Khan al-Khalili, Naguib Mahfouz (Civilização Editora)

    Não sei há quanto tempo tinha este livro à espera de ser lido. Por vezes, entre dois livros, abria-o, folheava-o, mas voltava a pô-lo de lado.  Desta vez, mal comecei a lê-lo tive dificuldade em interromper a leitura.
    O autor, Naguib Mahfouz, ganhou o Prémio Nobel da Literatura em 1988. Este romance, Khan al-Khalili, foi publicado muitos anos antes, em 1946, e a ação decorre em plena II Guerra Mundial, com a ameaça constante de bombardeamentos e o receio de uma invasão, quer pelos alemães, quer pelos aliados. É justamente devido ao receio dos bombardeamentos que Ahmad Akif, funcionário no Ministério do Trabalho, e seus pais decidem mudar para o bairro Khan al-Khalili. Segundo o pai, o bairro estaria protegido pela Mesquita de al-Hussein pelo que dificilmente seria bombardeado pelos alemães.
    O pai aposentara-se muito novo e por essa razão, Ahmad fora forçado a abandonar os estudos e a aceitar um lugar modesto no Ministério para ajudar os pais e o irmão mais novo. Apesar de ter aceitado fazê-lo, considerava-se injustiçado e sentia-se descontente com a situação. Dedicava parte do seu tempo à leitura e tinha a ambição de se tornar escritor:
 
    «- Lê... livros?
    - Sim. Que mais se pode ler?
    -Para quê tamanha trabalheira?
    - É a minha distração, a minha paixão, mi'allem Nunu! - replicou Ahmad com um sorriso.
   - Mas qualquer paixão tem de ter algum proveito! Acaso os livros fazem com que viva mais? Impedem que fique doente? Retardam o destino inevitável? Afastam as dificuldades? Enchem os seus bolsos?!
    […]
   - Mas quero realmente escrever livros – disse.

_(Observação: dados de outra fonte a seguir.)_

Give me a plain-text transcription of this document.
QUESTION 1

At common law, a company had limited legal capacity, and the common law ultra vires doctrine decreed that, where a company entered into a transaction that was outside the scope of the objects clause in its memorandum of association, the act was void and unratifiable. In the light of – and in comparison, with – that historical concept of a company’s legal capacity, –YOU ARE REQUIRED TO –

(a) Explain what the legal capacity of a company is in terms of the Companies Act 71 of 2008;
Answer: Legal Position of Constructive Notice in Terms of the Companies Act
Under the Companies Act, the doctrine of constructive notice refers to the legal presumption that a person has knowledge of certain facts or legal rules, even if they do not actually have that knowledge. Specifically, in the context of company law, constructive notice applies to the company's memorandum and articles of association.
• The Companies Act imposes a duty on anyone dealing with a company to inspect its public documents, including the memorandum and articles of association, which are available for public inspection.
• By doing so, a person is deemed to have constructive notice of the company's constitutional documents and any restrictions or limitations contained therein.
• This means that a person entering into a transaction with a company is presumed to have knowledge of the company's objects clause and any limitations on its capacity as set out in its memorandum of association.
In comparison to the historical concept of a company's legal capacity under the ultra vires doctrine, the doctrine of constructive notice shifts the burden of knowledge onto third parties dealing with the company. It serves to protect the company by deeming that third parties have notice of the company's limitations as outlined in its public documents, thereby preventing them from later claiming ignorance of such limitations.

   - Existem no mundo mais livros que pessoas! Repare só na livraria al-Halabi que se situa mesmo debaixo do Clube Egípcio. Há lá tantos livros…pela religião do Profeta Muhammad … que, se os colocassem todos, uns ao lado dos outros, seriam muito mais numerosos que todos os estudantes de al-Azhar juntos! Para quê ter toda esta trabalheira para adicionar mais um título à lista?»
 
    Pouco depois de se mudarem, Ahmad e os pais conheceram os vizinhos e integraram-se na vida e rotinas do bairro Khan al-Khalili. Ahmad, apesar dos fracassos amorosos que já tinha vivido, apaixona-se por uma jovem vizinha, embora não tenha coragem sequer de lhe dirigir a palavra. É então que o irmão mais novo regressa a casa e comunica à família que tinha sido colocado numa agência no Cairo. Os irmãos, apesar de serem muito diferentes, são muito amigos. E se a história então parece seguir um caminho absolutamente previsível, não tarda a surpreender-nos até ao seu desfecho e ao abandono do bairro:
 
    «Perante os seus olhos, desfilou a história que as noites sucessivas haviam escrito até à presente noite com a tinta da esperança e do amor, da dor e da tristeza.
  Era a derradeira noite. Amanhã, conheceria uma nova casa, um novo bairro…Voltaria as costas ao passado…O passado, com tudo o que trouxera de esperança e de expetativas malogradas…
    Adeus, Khan al-Khalili.»
 
    Um livro belíssimo que só me deu vontade de conhecer os outros livros deste autor.